他没有问“疼不疼”——他知道答案。他只是在沈渡又一次把重量从右脚移到左脚的时候,停了下来。

沈渡也停了下来。他侧过头看着陆九渊,陆九渊弯下腰,伸出手臂,从沈渡的腿弯处穿过去,另一只手扶住他的后背,把他整个人横抱了起来。动作很突然,突然到沈渡手里的那束小雏菊差点从怀里滑出去,他下意识地用空出来的那只手搂住了陆九渊的脖子。花束被他夹在胸口和陆九渊的肩膀之间,花瓣蹭着陆九渊的下巴,露水沾湿了他的皮肤,凉凉的,带着清晨特有的清冽。

“你——”

“你走不动了。”陆九渊说。声音不大,但语气里没有商量的余地。

“我走得到。”

“走得到,但会疼。”

沈渡看着陆九渊的侧脸。晨光落在他脸上,把他的皮肤照成了淡金色,下巴上有一夜没刮冒出来的青色的胡茬,嘴唇有点干,眼睛下面有一层淡淡的青黑。他看起来疲惫、狼狈、不像一个影帝,甚至不像一个需要刮胡子的成年男人。但他抱着沈渡的手臂是稳的,稳得像两根被钉进地里的、不会摇晃的、可以承受任何重量的铁柱。沈渡靠在陆九渊的肩膀上,把脸埋进他的颈窝里。他的鼻尖碰到陆九渊的皮肤,凉的,带着汗味和夜晚残留的凉意。他深深地吸了一口气,把那两种味道吸进肺里,存起来,像存一笔永远不会花掉的钱。

“重吗?”沈渡问。声音闷闷的,从陆九渊的颈窝里传出来。

“不重。”

“骗人。”

陆九渊的嘴角弯了一下。“你比以前轻了。”

沈渡从他的颈窝里抬起头,看着陆九渊。陆九渊没有看他,看着前方的路。但从沈渡的角度,能看到他的下颌线和微微弯起的嘴角,晨光在那道弧线上镀了一层薄薄的金色。

“你还记得我以前有多重?”沈渡问。

“记得。每一次抱你,都记得。”

沈渡的手指在陆九渊的脖子后面微微蜷了一下。他没有再说话,把脸埋回了陆九渊的颈窝里。陆九渊的皮肤上有一种味道,不是香水,不是洗衣液,是皮肤本身的味道——温热的,干燥的,带着一点点咸味。那个味道沈渡在森林里第一次靠近他的时候就闻到了,一千年了,没有变。
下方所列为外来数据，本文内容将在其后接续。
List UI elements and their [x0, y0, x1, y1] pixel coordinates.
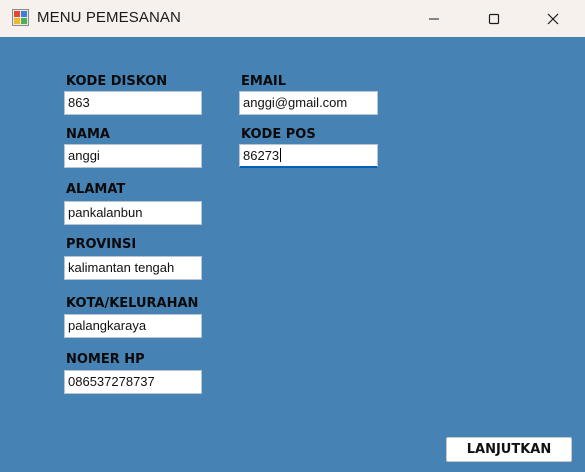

火儿站在阳台上,看着陆九渊抱着沈渡从街口走过来的样子,手里的杯子差点掉下去。他张着嘴,眼睛瞪得滚圆,红发在晨风中乱七八糟地竖着,像一个被惊呆了的、红色的、小号的稻草人。他看着陆九渊抱着沈渡走进楼道,看着他们的身影消失在楼道口的阴影里,然后猛地转过身,冲进客厅,开始疯狂地收拾。他把床垫上的被子叠好,把枕头放正,把那束小雏菊摆在枕头旁边,把地上的碗筷收进厨房,把灶台上的油渍擦干净,把洗手台上的水抹干,把拖鞋放在门口,方向朝着门——两双,一双大的一双小的,并排摆着,像两个正在等待主人的、安静的、不会说话的士兵。

他做完这一切,退到阳台上,关上了阳台的门。他靠在栏杆上,深呼吸,心脏在胸腔里跳得像一只被关在笼子里的、想要飞出去的、红色的鸟。

门开了。

陆九渊抱着沈渡走了进来。他把沈渡放在床垫上,动作很轻很轻,像是在放一件易碎的、不能有一点闪失的、珍贵的东西。沈渡的脚碰到被子的时候,眉头皱了一下——被子的绒毛扎到了他脚底的伤口,细碎的疼。但只是一下,他就舒展了眉头,把那点疼藏到了表情的最深处。

陆九渊蹲下来,握住沈渡的脚踝,把他的脚抬起来,放在自己的膝盖上。沈渡的脚底有好几道口子,不深,但很长,从脚掌一直延伸到脚趾根部,像几条被画在白色画布上的、红色的、细细的线。血已经凝固了,结成暗红色的痂,和伤口周围的皮肤黏在一起,看起来比实际严重得多。

陆九渊低着头,看着那些伤口,看了很久。他的拇指在沈渡的脚踝上轻轻地、慢慢地摩挲着,那里的皮肤没有受伤,薄薄的,能摸到下面骨头的形状和温度。沈渡的脚踝很细,细到他的拇指和食指可以轻松地环住,指尖碰到指尖,像扣上了一个不会松开的锁。

“火儿。”陆九渊没有抬头。

阳台的门被猛地推开了。火儿冲进来,手里提着医药箱——不知道从哪里翻出来的,可能是他之前受伤时买的,可能是从楼下诊所借的,可能是一直放在柜子最深处、落满了灰尘、连他自己都忘了存在的。他蹲在陆九渊旁边,打开医药箱,拿出碘伏、棉签、纱布、胶带,一样一样地摆在床垫上,动作利落得像一个在战场上给伤员包扎过无数次的老兵。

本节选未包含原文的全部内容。